El interior del apartamento era pequeño y modesto, pero limpio. La luz provenía de una lámpara de mesa colocada junto a un sillón desgastado. Una mujer rubia, alta y de porte elegante, lo esperaba de pie en el salón. Sus ojos azules, intensos y penetrantes, se clavaron en él con una mezcla de reproche y urgencia. Llevaba un abrigo largo de lana gris que realzaba su figura esbelta, y sus manos, delicadas pero firmes, estaban cruzadas frente a su pecho en un gesto que denotaba impaciencia.
"Tenemos que hablar seriamente," dijo, su voz firme pero contenida. Había un tono de familiaridad en sus palabras, como si se tratara de una conversación largamente postergada.
Él la observó en silencio durante un instante, dejando que sus ojos recorrieran su figura como si estuviera asegurándose de que realmente estaba ahí. La mujer no esperó más y dio un paso adelante, sus ojos brillando con una intensidad que oscilaba entre la indignación y la preocupación.
"Necesito tu ayuda más que nunca," continuó, su tono bajando ligeramente pero cargado de gravedad. "Escucha con atención. Esto no puede esperar más."

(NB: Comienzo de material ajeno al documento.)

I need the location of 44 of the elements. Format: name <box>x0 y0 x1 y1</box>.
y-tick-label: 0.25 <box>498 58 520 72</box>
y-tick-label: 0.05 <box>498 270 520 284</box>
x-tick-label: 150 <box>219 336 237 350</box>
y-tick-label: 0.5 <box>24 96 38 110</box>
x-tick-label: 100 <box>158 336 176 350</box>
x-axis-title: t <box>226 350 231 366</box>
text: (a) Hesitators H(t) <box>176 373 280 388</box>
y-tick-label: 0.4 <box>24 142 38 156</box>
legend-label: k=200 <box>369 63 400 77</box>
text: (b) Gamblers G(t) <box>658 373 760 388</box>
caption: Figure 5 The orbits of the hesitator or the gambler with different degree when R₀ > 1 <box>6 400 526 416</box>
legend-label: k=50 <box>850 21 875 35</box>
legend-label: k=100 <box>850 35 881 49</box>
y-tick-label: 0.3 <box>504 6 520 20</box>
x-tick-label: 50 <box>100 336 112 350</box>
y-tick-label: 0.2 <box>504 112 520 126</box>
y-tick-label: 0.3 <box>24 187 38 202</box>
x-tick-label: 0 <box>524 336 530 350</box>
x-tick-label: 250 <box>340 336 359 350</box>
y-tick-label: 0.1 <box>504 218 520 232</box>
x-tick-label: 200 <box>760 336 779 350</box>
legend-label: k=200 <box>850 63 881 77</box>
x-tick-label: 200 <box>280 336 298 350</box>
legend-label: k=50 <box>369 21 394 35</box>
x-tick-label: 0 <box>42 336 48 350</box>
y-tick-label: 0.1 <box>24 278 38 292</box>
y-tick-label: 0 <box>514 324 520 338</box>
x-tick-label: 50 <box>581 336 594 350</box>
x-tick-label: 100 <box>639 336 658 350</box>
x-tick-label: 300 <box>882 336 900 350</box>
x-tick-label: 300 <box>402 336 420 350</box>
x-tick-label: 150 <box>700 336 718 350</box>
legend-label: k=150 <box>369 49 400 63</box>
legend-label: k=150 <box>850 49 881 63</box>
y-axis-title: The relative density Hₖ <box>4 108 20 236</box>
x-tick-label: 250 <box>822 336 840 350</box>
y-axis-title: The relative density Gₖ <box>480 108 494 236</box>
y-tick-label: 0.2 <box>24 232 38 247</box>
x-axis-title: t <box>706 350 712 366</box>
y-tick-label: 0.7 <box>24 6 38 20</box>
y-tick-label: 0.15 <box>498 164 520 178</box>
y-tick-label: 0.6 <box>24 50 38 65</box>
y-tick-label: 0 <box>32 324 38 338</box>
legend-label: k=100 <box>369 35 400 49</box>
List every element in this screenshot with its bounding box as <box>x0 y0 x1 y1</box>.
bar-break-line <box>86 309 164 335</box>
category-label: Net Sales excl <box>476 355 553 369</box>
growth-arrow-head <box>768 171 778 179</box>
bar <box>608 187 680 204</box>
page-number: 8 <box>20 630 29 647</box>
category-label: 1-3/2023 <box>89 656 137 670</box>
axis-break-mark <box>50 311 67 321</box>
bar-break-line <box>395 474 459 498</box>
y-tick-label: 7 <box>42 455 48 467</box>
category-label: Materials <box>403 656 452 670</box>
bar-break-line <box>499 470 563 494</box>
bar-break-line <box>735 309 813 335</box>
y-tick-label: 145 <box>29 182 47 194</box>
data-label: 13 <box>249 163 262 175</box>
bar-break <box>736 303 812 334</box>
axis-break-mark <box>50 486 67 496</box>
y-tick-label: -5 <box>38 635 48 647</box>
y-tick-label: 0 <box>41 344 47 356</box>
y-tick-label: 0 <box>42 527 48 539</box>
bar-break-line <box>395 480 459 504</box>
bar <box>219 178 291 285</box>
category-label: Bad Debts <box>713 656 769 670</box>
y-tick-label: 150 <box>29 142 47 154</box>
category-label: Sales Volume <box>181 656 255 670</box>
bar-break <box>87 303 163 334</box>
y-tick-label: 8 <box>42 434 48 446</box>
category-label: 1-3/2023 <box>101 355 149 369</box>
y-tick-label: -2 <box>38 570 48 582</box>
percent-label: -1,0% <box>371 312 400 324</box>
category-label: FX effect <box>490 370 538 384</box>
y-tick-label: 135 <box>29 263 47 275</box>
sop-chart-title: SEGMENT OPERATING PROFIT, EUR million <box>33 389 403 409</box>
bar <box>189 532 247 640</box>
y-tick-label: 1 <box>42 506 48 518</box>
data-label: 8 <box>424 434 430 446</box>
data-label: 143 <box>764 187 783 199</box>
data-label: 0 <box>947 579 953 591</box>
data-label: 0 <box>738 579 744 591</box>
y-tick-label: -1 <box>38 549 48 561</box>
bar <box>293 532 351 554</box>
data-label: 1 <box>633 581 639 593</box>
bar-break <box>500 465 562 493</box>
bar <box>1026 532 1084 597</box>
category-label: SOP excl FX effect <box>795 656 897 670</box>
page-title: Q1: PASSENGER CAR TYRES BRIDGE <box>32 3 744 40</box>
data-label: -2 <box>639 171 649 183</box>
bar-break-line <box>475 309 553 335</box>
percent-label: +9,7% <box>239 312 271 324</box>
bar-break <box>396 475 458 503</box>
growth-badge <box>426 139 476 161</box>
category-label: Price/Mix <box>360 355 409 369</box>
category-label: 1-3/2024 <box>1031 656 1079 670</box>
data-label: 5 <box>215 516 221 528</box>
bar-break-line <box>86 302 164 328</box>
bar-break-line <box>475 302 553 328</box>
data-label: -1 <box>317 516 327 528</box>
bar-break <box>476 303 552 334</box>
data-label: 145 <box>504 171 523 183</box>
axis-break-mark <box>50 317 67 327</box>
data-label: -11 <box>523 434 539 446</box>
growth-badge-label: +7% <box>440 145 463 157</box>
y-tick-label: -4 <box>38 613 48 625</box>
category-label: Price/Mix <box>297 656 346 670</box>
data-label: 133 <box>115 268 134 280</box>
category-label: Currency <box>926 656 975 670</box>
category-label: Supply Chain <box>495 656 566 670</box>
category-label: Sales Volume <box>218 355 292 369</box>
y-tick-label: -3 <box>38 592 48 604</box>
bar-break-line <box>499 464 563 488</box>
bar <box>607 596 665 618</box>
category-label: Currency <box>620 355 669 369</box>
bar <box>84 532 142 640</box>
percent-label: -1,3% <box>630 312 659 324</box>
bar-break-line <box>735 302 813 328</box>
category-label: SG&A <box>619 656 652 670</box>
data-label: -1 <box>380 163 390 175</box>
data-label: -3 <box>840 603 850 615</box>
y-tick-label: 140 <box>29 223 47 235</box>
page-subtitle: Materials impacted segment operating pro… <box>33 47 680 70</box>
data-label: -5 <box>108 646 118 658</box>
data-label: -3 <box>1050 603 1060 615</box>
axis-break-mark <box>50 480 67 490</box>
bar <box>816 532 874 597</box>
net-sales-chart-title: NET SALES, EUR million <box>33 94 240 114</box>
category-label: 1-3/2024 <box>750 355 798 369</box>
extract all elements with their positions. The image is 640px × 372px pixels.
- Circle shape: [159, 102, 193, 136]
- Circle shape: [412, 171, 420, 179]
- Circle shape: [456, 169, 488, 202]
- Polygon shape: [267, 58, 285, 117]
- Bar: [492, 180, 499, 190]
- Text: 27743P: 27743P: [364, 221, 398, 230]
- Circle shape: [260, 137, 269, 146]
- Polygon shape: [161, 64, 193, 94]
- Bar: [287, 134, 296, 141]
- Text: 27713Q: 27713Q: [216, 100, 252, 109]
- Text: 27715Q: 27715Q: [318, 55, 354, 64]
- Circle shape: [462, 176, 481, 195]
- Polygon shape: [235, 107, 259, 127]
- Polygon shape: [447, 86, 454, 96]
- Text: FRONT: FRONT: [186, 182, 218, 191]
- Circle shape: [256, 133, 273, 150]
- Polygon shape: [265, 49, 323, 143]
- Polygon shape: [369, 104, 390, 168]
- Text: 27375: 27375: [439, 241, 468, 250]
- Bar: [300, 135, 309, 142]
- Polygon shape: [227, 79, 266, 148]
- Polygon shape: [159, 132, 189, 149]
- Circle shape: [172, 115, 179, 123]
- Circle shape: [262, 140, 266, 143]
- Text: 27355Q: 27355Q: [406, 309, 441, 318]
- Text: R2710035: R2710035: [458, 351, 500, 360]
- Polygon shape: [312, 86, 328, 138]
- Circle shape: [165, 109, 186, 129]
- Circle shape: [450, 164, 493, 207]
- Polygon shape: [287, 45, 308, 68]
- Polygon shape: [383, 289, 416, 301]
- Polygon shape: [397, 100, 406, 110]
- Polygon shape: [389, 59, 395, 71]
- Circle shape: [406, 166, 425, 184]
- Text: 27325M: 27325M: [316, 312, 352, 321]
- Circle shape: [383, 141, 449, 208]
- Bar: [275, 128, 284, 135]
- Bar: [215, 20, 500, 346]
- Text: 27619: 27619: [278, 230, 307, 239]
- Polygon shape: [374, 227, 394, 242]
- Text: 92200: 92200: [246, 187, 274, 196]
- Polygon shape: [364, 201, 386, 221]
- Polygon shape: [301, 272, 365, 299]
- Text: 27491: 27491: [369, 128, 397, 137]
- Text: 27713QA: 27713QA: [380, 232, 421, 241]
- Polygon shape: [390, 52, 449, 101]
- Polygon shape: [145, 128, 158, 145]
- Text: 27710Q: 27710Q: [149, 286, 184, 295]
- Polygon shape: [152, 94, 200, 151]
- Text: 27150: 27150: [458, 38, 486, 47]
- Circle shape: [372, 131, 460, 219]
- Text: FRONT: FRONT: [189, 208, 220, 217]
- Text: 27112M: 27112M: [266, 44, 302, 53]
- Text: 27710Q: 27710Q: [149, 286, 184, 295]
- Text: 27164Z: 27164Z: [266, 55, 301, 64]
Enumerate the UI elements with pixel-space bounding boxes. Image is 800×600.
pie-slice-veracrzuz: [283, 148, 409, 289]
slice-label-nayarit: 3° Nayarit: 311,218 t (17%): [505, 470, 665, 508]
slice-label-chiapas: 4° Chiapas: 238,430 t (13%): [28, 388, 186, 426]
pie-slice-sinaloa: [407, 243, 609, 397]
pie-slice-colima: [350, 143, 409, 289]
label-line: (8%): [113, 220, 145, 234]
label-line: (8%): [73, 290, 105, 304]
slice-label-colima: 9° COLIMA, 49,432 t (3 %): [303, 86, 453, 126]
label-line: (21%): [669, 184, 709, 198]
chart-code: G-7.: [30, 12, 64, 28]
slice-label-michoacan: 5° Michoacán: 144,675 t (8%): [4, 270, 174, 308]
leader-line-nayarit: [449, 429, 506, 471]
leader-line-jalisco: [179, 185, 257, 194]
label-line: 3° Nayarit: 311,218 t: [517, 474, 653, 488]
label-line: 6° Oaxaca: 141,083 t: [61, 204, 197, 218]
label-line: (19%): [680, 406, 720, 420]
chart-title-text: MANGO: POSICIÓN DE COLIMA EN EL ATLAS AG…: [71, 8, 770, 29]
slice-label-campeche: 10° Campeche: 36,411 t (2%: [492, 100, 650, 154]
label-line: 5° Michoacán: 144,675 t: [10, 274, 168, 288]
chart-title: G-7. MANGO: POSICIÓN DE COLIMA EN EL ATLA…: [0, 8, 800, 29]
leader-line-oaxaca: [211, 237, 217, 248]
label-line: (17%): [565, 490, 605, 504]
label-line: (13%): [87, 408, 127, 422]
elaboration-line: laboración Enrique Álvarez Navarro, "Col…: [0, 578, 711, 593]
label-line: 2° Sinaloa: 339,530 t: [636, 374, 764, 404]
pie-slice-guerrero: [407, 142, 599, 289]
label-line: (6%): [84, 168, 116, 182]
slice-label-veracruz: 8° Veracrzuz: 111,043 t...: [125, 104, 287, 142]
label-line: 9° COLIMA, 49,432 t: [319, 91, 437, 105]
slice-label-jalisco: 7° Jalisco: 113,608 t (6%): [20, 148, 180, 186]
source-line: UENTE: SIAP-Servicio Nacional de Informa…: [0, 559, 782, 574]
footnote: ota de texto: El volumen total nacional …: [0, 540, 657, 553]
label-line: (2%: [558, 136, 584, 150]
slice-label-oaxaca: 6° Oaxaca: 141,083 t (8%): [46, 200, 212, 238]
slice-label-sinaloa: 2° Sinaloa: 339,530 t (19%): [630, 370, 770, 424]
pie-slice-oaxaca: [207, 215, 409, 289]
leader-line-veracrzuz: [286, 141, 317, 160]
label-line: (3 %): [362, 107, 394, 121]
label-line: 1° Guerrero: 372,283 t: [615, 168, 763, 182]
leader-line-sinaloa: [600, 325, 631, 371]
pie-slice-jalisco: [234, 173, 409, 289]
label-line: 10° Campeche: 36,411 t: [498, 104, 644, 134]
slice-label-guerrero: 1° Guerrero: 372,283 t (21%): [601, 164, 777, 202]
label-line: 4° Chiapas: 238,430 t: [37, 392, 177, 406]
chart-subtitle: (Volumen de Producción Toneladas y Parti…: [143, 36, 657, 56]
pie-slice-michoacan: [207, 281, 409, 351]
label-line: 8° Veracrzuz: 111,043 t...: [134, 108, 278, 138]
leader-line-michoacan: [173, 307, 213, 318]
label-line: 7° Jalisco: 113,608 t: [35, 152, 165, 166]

Sin pronunciar palabra, el hombre tomó asiento en el sofá más cercano, sus movimientos lentos pero calculados. Aunque su postura parecía relajada, cada músculo de su cuerpo estaba listo para actuar. La mujer, percibiendo su disposición, se sentó frente a él, apoyando las manos sobre sus rodillas mientras lo miraba fijamente.
"Hay demasiadas cosas en juego," dijo, dejando escapar un suspiro. "Esta noche es solo el principio de algo mucho más grande, Vlakiev necesito realmente tu ayuda."
Vlakiev asintió con lentitud, finalmente rompiendo su silencio. "Empieza desde el principio, Vivka" dijo con voz calmada, pero con una intensidad que revelaba lo atento que estaba a cada palabra que ella iba a pronunciar.